The essence of social franchising is that a proven social change project is turned into a "franchise" and then quickly replicated. The central franchise documents their processes and then franchisees adopt the approach and are given support in establishing themselves.
This allows them to set up a successful business much faster, with reduced risk, whilst maintaining quality.
This is nothing new, there are already 95 social franchises operating in the UK such as Care and Share Associates (CASA) in the North of England, and the hugely successful Trussell Trust Foodbank which, surprisingly, has more in common with McDonald's than at first sight might be apparent.
For both the commercial and social franchiser, choosing the right franchisee is critical.
McDonald's, to whom I spoke at length, and the Foodbank, have both experienced broken relationships when the wrong franchisee had been selected. The franchisor-franchisee relationship is often likened to a marriage; if the people are well-suited with an open line of communication the relationship stays strong, but too many arguments and it breaks down.
Another critical factor is systemisation. Once you have chosen the right franchisee you have to be able to give them the blueprint to work from or you will get the job done in 10 different (often substandard) ways. It's something McDonald's and the Foodbank have got right yet where so many social sector organisations fall down. Making an operating manual is probably one of the least interesting parts of someone's job but it's pivotal to the success of the venture.

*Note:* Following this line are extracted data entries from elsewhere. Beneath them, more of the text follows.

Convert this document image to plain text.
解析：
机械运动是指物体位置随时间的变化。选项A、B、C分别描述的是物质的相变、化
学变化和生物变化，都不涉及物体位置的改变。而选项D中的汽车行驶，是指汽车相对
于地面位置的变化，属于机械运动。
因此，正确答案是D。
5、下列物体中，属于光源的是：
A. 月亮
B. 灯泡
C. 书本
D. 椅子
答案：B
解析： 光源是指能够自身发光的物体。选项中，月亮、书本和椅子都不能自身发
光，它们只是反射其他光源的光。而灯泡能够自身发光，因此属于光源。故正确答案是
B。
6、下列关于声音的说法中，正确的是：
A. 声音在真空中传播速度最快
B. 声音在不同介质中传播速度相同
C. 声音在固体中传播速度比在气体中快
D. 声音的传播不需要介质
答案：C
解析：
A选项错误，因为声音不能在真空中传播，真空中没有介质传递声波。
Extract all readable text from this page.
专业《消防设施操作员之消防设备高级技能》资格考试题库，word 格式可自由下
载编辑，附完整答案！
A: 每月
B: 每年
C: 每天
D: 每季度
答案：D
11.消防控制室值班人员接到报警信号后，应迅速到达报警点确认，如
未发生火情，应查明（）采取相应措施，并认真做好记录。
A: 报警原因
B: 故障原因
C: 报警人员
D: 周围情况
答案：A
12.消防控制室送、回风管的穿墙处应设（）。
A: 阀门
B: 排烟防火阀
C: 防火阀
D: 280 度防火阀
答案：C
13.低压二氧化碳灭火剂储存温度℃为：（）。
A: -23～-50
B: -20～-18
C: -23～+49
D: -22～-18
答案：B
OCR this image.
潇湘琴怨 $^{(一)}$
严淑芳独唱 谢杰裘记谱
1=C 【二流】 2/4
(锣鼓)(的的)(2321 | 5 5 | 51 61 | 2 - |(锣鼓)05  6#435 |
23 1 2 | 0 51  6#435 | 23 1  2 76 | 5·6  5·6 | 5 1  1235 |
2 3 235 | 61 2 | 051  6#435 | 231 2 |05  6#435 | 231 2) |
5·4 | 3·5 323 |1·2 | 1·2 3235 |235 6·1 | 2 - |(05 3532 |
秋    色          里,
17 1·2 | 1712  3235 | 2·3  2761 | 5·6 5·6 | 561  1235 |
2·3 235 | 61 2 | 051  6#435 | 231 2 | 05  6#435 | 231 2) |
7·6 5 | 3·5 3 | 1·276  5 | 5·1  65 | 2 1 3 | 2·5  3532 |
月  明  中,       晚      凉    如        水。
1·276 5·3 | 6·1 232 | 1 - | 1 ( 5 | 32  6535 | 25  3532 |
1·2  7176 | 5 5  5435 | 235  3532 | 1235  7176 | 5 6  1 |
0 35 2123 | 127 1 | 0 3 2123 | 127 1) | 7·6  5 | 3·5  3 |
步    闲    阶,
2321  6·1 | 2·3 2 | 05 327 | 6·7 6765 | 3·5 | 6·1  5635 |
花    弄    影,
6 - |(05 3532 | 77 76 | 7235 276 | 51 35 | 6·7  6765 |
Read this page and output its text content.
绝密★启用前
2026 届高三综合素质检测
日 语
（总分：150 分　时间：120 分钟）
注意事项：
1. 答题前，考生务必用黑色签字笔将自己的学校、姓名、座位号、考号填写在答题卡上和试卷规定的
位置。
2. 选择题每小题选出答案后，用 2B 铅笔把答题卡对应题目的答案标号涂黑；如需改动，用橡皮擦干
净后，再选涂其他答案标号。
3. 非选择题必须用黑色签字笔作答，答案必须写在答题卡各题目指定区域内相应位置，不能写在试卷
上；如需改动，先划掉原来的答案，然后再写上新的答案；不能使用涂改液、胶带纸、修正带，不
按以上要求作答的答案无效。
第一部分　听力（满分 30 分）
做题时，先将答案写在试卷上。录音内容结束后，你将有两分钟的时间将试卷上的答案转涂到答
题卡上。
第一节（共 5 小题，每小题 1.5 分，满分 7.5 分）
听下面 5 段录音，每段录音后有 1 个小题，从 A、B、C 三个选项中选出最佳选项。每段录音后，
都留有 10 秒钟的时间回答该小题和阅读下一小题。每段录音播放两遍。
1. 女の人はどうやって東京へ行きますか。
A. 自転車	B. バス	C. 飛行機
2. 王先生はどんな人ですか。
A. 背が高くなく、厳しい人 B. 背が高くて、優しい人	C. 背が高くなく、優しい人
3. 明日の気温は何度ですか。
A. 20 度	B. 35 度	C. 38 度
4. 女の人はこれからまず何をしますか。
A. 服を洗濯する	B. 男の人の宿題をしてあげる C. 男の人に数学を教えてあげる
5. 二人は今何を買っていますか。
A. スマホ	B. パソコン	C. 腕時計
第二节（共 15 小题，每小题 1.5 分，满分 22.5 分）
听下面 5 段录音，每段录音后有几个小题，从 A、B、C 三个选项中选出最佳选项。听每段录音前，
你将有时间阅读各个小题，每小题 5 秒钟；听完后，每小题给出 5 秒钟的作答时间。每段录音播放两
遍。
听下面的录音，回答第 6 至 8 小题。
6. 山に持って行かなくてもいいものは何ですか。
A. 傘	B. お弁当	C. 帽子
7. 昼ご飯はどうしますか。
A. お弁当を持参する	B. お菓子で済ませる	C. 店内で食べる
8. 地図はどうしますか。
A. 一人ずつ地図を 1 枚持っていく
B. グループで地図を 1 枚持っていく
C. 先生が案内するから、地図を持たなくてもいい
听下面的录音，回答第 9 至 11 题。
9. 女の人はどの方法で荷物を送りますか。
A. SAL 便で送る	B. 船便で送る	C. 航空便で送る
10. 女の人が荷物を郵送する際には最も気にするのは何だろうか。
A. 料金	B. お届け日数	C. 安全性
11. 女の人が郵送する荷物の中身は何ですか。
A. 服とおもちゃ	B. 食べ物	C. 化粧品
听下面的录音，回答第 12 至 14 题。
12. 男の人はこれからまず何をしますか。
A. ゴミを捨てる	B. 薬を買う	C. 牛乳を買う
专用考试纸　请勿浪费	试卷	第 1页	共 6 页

Where the sectors differ is that social franchising is much more diverse than commercial franchising with no one-size-fits-all model. For social franchises, the real challenge is finding a sustainable business model whilst ensuring the quality of social outcomes and impact. A deep understanding of the community you work in and trust is the only way to bring people with you on the road to development. What appeals to me about social franchising is that this local context is maintained but with the ability to reach scale.
Through gradual growth, social franchising has the potential to become another weapon in the arsenal of practical strategies for creating a more just and fair world, whether in the disability sector, the health sector or in addressing poverty, unemployment and beyond.
I was so convinced by its importance, that halfway through my fellowship research, I left my job to co-found the International Centre for Social Franchising (ICSF) a charity with a mission to replicate proven social ventures to scale. We are already working with a range of public, private and social sector organisations such Oxfam's partners and GlaxoSmithKline to create real, lasting change on a large scale.
If you have a proven social project that you think deserves to be scaled up, you know where to come.
Dan Berelowitz is a 2011 Clore Social fellow and chief executive and co-founder of ICSF.